Why Americans have such bad taste in beer
Beer, the lifeblood of so many happy hours, is the most popular alcoholic drink in the United States. But while there’s been a burst of craft brewers introducing beers with complex flavors, Americans still largely love their beer to taste one way: bland.
Almost every best selling beer is a light beer. Bud Light, the most popular brand by far, accounts for nearly one out of every four beers sold in the United States.
Dismayed by the popularity of tasteless beers, economist Ranjit Dighe decided to figure out the origins of Americans’ preference for pilsners, lagers and other milder brews. What he found is that a taste for bland beer might as well run in Americans’ veins.
“It goes back to the early 1900s, or even late 1800s,” said Dighe, who teaches at the State University of New York at Oswego. “Americans have preferred to drink bland beer for more than a hundred years.”
The reason, outlined in a recently published article by Dighe, is fairly simple on the surface: alcohol has a long-time stigma in this country. But bland beer has also benefited from history in ways other tastier brews have not.
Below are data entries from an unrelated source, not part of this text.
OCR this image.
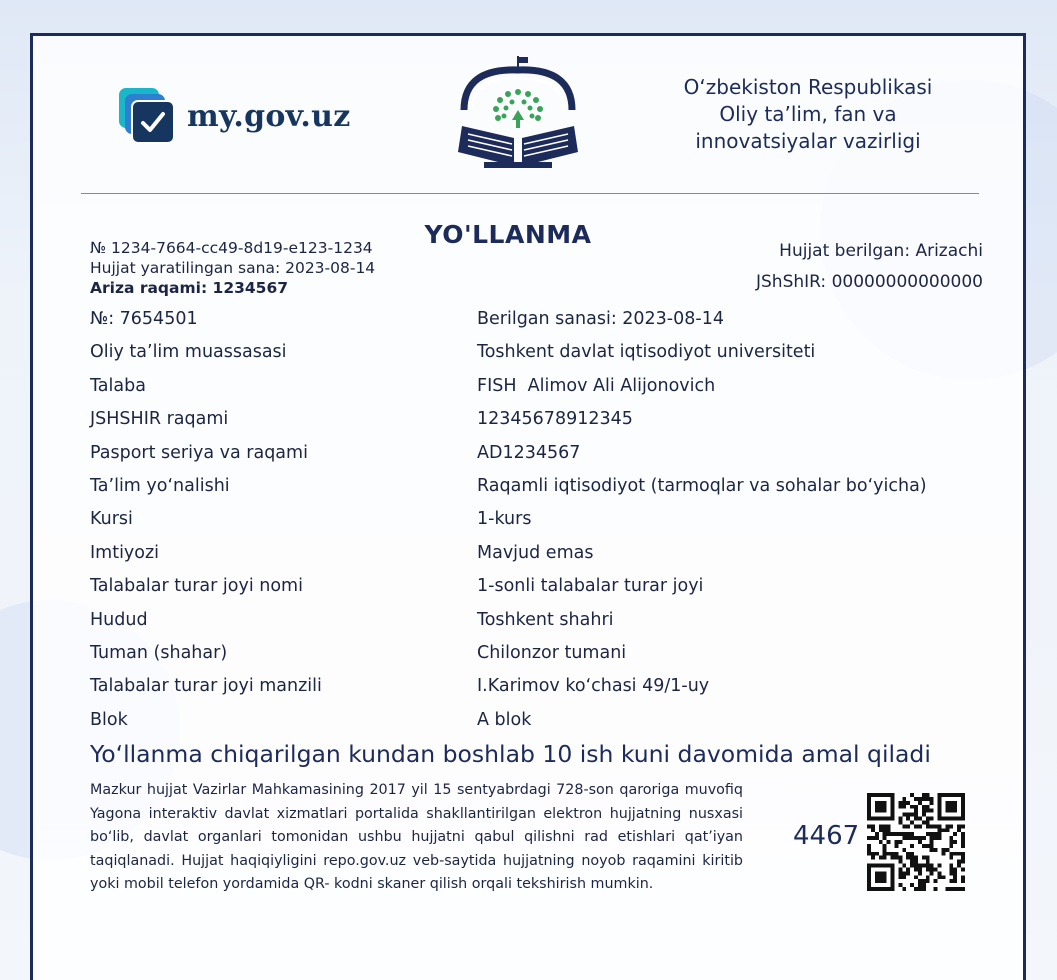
my.gov.uz
O‘zbekiston Respublikasi
Oliy ta’lim, fan va
innovatsiyalar vazirligi
YO'LLANMA
№ 1234-7664-cc49-8d19-e123-1234
Hujjat yaratilingan sana: 2023-08-14
Ariza raqami: 1234567
Hujjat berilgan: Arizachi
JShShIR: 00000000000000
№: 7654501	Berilgan sanasi: 2023-08-14
Oliy ta’lim muassasasi	Toshkent davlat iqtisodiyot universiteti
Talaba	FISH  Alimov Ali Alijonovich
JSHSHIR raqami	12345678912345
Pasport seriya va raqami	AD1234567
Ta’lim yo‘nalishi	Raqamli iqtisodiyot (tarmoqlar va sohalar bo‘yicha)
Kursi	1-kurs
Imtiyozi	Mavjud emas
Talabalar turar joyi nomi	1-sonli talabalar turar joyi
Hudud	Toshkent shahri
Tuman (shahar)	Chilonzor tumani
Talabalar turar joyi manzili	I.Karimov ko‘chasi 49/1-uy
Blok	A blok
Yo‘llanma chiqarilgan kundan boshlab 10 ish kuni davomida amal qiladi
Mazkur hujjat Vazirlar Mahkamasining 2017 yil 15 sentyabrdagi 728-son qaroriga muvofiq Yagona interaktiv davlat xizmatlari portalida shakllantirilgan elektron hujjatning nusxasi bo‘lib, davlat organlari tomonidan ushbu hujjatni qabul qilishni rad etishlari qat’iyan taqiqlanadi. Hujjat haqiqiyligini repo.gov.uz veb-saytida hujjatning noyob raqamini kiritib yoki mobil telefon yordamida QR- kodni skaner qilish orqali tekshirish mumkin.
4467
In the late 1800s, the temperance movement, which pushed for moderate to no alcohol consumption, swept across much of the Western world. In certain countries, including England, beer was promoted as a ‘temperance beverage,” something that could be imbibed because it had a lower alcohol content than spirits and wine. But when brewers tried to pitch the same argument in the United States, it didn’t work.
“Protestant, baptist, methodist values—they all were too strong,” said Dighe. “So the whole temperance movement had a profound effect on the type of beer Americans drank. No one touched the more alcoholic stuff.”
The result was that rather than developing a taste for all beers, Americans instead opted only for those that looked like they had the least amount of alcohol. Lighter ones, in other words. So when the country went from drinking almost no beer in the early 1800s to drinking quite a bit of it in the late 1800s and early 1900s (as you can see in the chart below), it was almost exclusively bland. Some 85 to 90 percent of beer consumed in the United States around that time were pilsners and lagers.
Building a taste for bland
Over the years, a number of events have slowed the development of an appreciation of more alcoholic—and often complex—beers in the United States.
Prohibition certainly didn’t help. When the alcohol ban hit in 1920, beer consumption fell off a cliff and was slow to recover. Unlike drinking clear liquor, beer consumption was harder to conceal.
“Good beer was really hard to find when prohibition ended,” said Dighe. “Anyone who was drinking beer after pretty much had to drink lighter stuff.”
But it wasn’t just that good beer wasn’t available. People simply didn’t care for the hoppier stuff. Dighe points to this anecdote, a reminiscence by an old brewer, in his paper:
We packed up a case of the beer and sent it on to our laboratory in New York City. They could find no fault with it except, as Dr Graf said, ‘It is just too much hop for this new generation.’ So we immediately brewed up a number of new brews with only a light amount of hop and blended it with the original.
Then came World War II, which essentially made it impossible for higher end beers to be made. The grain rations and strict price controls that came with the war meant that it was simply too expensive to produce stronger, hoppier brews.
What’s more, the military lifted its ban on alcohol. Soldiers received shipments of beer that was very low in alcohol. An entire army’s worth of young men, in effect, fell in love with light beer.
By war’s end, Phil Berkes, who was the president of the Master Brewers Association of American, noted that the country was heading toward a time when “the majority of consumers will probably favor a beer pale in color and with an agreeable, mild hop flavor without any bitter after-taste.”
“Above all,” he said, ” the beer should not be satiating.”
That last bit is perhaps the most prescient part of Berkes’ prediction.
The past half century, after all, has been defined by the consolidation of the beer industry. Anheuser-Busch InBev, Miller Coors, and the like, have come to dominate the beer landscape in the United States. Bud Light is the best selling beer in the country; Coors Light, the second; Budweiser is third; and Miller Lite is fourth.
And the main appeal of the most popular beers in the United States hasn’t been taste so much as a lack of it. Miller Lite’s classic slogan, ‘tastes great—less filling,’ had little do to with waist management. What it pitched was a beer that didn’t fill people up, so they could drink more of it.
Today, there is a growing migration away from lighter beers. Craft brewers, which have sprouted all across the country, are finding success selling higher-end bottles that were once unpalatable to Americans. Domestic beer hasn’t been this hoppy since the 1930s, according to Dighe. And some of the biggest brands are suffering as a result.
But even as fancier, more bitter beers gain favor in the American palate, there are still some things that this country longs for that bland ones are simply better suited for.
There are so-called session beers, beverages that can be sipped over the course of hours. And for that, a light beer is sometimes just better.
“The whole idea of a beer that you can drink more than one or two of is really important to Americans,” said Dighe. “That’s why you see craft brewers today selling ‘session IPAs.’ People want something they can drink for a while without getting too drunk.”
Flavor, in other words, is important. But only so long as it doesn’t get in the way of other things, like tailgating.